En effet, depuis 1970, les Arabes Choas et les Kotoko soutenus par les Mousgoum, toutes trois principales communautés installées dans le département du Logone et Chari, se sont engagées dans une véritable compétition hégémonique pour la conquête et le contrôle des ressources naturelles : la terre. Depuis cette date, ces groupes communautaires belligérants sont dans une logique de confrontation ouverte dont la volonté d’extermination réciproque se manifeste à chaque affrontement. Ceci se justifie par les affrontements sanglants qui se sont succédés dans l’histoire de ces peuples notamment les massacres de Dolé (1979), de Mbeung (1989), de Goulfei (avril 1990), de Maltam (Juillet 1990), de Kousséri (janvier 1992, décembre 1993 et Mars 1994) tel que répertorié par  Antoine SOCPA (2002).  À l’origine de ces différents affrontements sanglants, un fait banal entre deux personnes ou deux groupes de personnes de ces communautés antagonistes qui se dégénère en affrontements.
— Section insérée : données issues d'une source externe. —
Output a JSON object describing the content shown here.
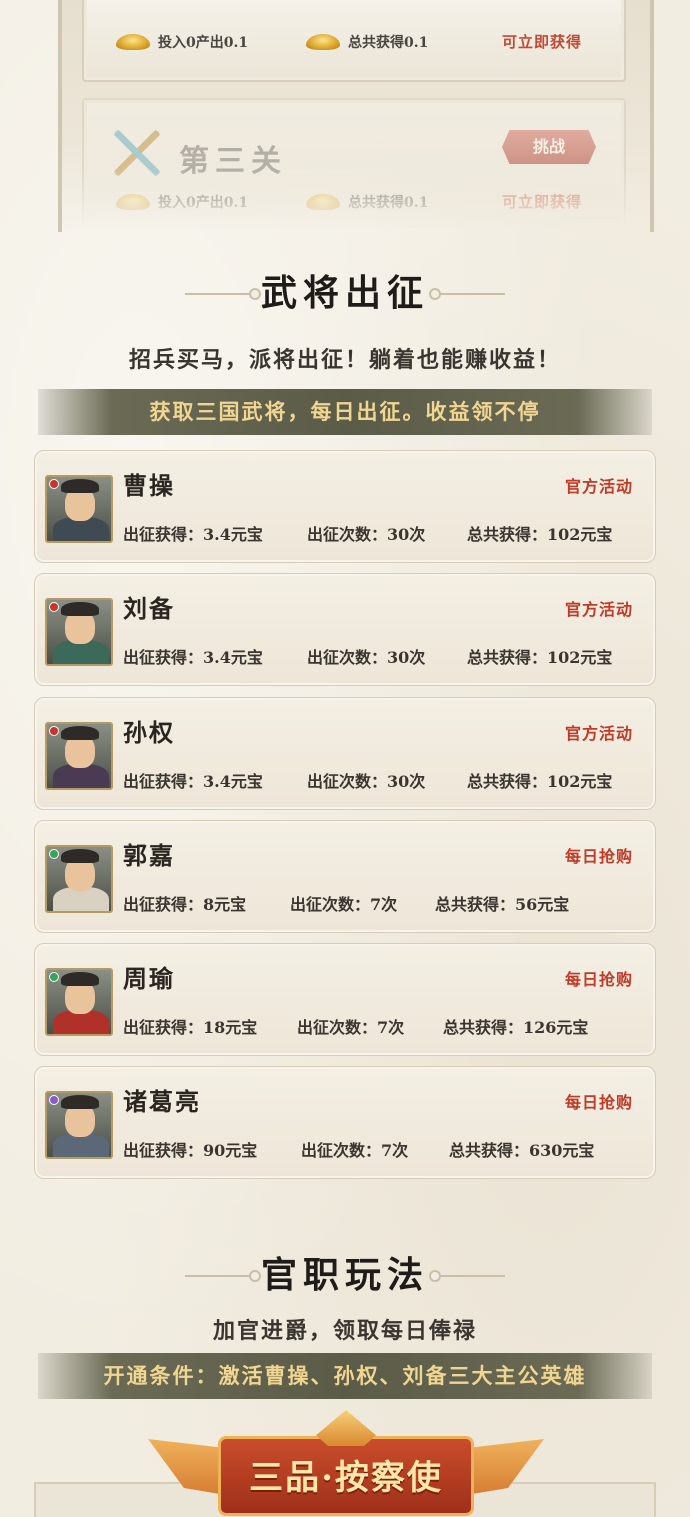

Mais au fond, le problème reste le même : celui du foncier plus précisément  celui de la répartition des ressources foncières entre ces différentes communautés belligérantes.

En ce qui concerne les confrontations du mois d’aout dernier, tout part d’une simple dispute d’eau entre un éleveur Arabe Choas et un pécheur Mousgoum, qui a dégénéré et a entrainé les massacres  de plus de 45 personnes ainsi que plus de 25 OOO déplacés dont 8500  réfugiés au Tchad selon Xavier Bourgois, Porte-parole du Haut-commissaire pour les réfugiés au micro de RFI le 10 /12/2021. Les affrontements du 5 décembre dernier quant à eux auraient fait plus de 22 morts et de 30 000 déplacés vers le Tchad selon la même source. Ce qui montre que le « torchon continue à bruler » entre ces deux communautés antagonistes malgré la cohabitation de longue date. La paix sociale est menacée. L’urgence d’une solution durable est requise au regard de l’accroissement de la démographie, de l’augmentation des besoins et de la diminution des ressources comme le décrit Cameroon Tribune de ce 22 décembre 2021.

Depuis les derniers affrontements, le gouvernement du Cameroun a mis sur pieds des « mesures d’apaisement » à travers une mission interministérielle. Ces mesures consistaient à la distribution des denrées alimentaires ou des produits de première nécessité, la « sensibilisation sur les idéaux de paix, de cohésion sociale, de coexistence pacifique et du vivre ensemble » (Cameroon tribune du 22/12/2021). Cependant, ces mesures ne sont pas durables si le problème de fond reste sans solutions : le PROBLÈME FONCIER. L’occupation des espaces dans toute la zone doit être réglementée. Cette réglementation doit prendre en compte la délimitation consensuelle des zones exclusives pour l’agriculture, le pâturage et autres.